Growing Older: A Life in Alaska’s Rainforest by Margo Wasserman Waring
Margo Waring’s poetry is tuned to the pitch and roll of the seasons. Just as spring returns cyclically to Southeast Alaska’s beaches, forest paths, and mountain peaks, youth too ebbs and flows in the present tense, permeating old age. In this, these poems teach us to let memory carry us forward with the same agility that it carries us back. I will listen to my stream, writes Waring. Hear it dissolve in the sea.
— Corinna Cook, author of Leavetakings
Margo Waring writes beautifully of place, time, memory, and aging. Her years of attention to the changing seasons and climate of southeast Alaska uncover, like March’s melting snows, her awareness of life’s gifts and the losses that come to us all.
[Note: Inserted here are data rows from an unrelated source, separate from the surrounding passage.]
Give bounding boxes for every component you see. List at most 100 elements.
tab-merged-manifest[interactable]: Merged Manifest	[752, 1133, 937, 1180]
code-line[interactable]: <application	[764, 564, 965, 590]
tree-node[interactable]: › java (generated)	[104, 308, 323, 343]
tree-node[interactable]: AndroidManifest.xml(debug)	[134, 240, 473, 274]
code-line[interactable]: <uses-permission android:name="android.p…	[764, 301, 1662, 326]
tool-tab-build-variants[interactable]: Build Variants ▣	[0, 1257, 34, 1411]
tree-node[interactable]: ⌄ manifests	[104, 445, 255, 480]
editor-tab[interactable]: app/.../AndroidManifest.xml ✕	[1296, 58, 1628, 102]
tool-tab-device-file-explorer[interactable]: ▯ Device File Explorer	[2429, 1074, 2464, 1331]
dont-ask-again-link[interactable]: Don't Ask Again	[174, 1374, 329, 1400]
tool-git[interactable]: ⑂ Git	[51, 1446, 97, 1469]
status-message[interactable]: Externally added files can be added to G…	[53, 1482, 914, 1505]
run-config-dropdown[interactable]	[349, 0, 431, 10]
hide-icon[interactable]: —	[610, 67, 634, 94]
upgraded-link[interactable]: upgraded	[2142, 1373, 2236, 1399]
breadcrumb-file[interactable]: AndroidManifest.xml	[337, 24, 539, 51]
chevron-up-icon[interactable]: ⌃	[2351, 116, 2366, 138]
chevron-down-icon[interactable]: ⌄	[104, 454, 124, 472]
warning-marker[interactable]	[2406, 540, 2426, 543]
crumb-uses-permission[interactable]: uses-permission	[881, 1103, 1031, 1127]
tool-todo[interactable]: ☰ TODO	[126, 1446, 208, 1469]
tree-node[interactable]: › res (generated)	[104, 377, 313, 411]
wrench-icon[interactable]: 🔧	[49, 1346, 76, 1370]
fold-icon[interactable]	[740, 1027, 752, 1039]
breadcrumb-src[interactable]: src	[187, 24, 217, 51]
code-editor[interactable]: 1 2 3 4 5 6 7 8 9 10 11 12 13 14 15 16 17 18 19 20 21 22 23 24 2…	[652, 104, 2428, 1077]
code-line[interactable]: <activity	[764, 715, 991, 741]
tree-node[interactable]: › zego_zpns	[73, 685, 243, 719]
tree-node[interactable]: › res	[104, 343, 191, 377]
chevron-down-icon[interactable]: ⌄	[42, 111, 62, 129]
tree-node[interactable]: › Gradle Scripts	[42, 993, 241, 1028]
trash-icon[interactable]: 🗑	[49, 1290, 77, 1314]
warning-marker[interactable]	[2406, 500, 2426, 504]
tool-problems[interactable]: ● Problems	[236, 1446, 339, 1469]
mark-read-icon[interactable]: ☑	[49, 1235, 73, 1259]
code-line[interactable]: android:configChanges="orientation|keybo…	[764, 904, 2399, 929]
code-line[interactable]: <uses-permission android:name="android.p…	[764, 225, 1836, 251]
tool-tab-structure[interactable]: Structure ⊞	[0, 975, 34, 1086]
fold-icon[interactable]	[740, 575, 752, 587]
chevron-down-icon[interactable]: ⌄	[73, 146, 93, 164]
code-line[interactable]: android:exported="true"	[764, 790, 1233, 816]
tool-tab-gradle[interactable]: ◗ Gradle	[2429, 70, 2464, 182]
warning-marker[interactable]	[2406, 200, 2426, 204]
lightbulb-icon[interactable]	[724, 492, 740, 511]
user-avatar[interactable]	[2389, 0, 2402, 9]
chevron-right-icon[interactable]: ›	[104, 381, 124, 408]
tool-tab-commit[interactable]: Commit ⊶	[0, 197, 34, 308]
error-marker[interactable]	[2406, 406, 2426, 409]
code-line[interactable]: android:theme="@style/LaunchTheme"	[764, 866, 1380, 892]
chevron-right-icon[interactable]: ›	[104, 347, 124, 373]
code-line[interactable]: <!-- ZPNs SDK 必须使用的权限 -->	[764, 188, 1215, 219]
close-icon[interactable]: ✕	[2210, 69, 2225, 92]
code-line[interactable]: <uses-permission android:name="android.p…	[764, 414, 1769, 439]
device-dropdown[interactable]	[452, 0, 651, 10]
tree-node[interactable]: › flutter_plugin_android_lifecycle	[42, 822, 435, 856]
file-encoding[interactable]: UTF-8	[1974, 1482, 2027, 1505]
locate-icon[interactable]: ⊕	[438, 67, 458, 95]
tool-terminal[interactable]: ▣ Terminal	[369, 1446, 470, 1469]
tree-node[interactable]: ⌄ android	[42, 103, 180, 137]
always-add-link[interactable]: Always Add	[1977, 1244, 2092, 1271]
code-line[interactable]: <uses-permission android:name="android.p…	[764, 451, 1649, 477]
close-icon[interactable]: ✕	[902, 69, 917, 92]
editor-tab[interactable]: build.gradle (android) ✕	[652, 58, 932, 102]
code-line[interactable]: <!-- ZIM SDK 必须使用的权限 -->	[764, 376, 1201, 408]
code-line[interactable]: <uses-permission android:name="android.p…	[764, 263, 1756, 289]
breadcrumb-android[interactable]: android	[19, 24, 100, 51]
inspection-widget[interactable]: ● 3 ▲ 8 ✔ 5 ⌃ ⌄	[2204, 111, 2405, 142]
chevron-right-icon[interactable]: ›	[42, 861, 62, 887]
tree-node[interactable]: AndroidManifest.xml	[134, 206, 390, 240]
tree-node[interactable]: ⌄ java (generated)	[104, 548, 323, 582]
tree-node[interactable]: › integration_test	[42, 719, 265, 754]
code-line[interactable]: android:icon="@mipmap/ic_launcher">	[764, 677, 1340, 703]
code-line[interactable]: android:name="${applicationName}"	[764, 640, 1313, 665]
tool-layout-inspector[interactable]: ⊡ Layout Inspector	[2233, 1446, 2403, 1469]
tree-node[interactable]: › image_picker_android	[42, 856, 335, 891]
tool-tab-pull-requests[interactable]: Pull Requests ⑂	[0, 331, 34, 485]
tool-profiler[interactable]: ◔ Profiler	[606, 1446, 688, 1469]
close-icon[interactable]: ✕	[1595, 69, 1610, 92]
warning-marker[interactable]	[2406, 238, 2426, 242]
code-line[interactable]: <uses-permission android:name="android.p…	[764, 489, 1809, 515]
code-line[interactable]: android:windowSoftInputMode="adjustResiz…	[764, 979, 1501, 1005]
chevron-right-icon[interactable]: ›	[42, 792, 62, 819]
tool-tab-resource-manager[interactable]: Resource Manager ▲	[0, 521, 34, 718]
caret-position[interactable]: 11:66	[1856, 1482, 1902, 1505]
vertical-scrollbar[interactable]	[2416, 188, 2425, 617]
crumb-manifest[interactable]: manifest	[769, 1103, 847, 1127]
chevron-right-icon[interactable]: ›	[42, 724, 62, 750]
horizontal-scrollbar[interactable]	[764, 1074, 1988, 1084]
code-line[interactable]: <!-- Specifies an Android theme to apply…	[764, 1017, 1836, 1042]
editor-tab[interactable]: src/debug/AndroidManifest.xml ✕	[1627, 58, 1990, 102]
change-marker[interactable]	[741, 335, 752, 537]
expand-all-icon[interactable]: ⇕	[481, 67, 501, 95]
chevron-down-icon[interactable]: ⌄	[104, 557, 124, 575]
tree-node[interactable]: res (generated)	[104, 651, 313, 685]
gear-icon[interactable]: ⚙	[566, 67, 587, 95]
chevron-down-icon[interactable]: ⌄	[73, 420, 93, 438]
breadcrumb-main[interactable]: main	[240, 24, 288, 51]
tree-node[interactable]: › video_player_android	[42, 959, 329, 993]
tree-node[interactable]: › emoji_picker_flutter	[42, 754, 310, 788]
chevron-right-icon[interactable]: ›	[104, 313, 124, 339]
— Nancy Lord, former Alaska writer laureate and author of Fishcamp, Beluga Days, and pH: A Novel
Cirque Press Author — Margo Wasserman Waring
A decision to move to Alaska for a year or two changed the direction of Margo Wasserman Waring’s life from an academic career path to something richer and more varied. Margo grew up in working class Brooklyn with her parents and twin brother and began an academic life (New York University, University of Illinois, University of Wisconsin) of study and teaching. Wanting to move to the West Coast, she and her then husband detoured to Alaska in 1969, anticipating an adventure for a year or so. She still lives in Juneau, Alaska where she worked as a legislative staffer, policy analyst and planner in state government in natural resources, environmental conservation and health services until her retirement. Post retirement gave her more time for public service and activism, serving on the local school board and focusing her activism on the League of Women Voters and climate emergency. She shares her life with her husband, Douglas Kemp Mertz, son, Edward Mertz, and several beloved dogs. Inspiration to write poetry came later in her life. Margo is forever grateful for the encouragement and support of her writers’ group. Margo’s poetry has been published in Cirque, Tidal Echoes, Alaska Women Speak, electronic venues, and locally at Bus Omnibus and Writers Weir.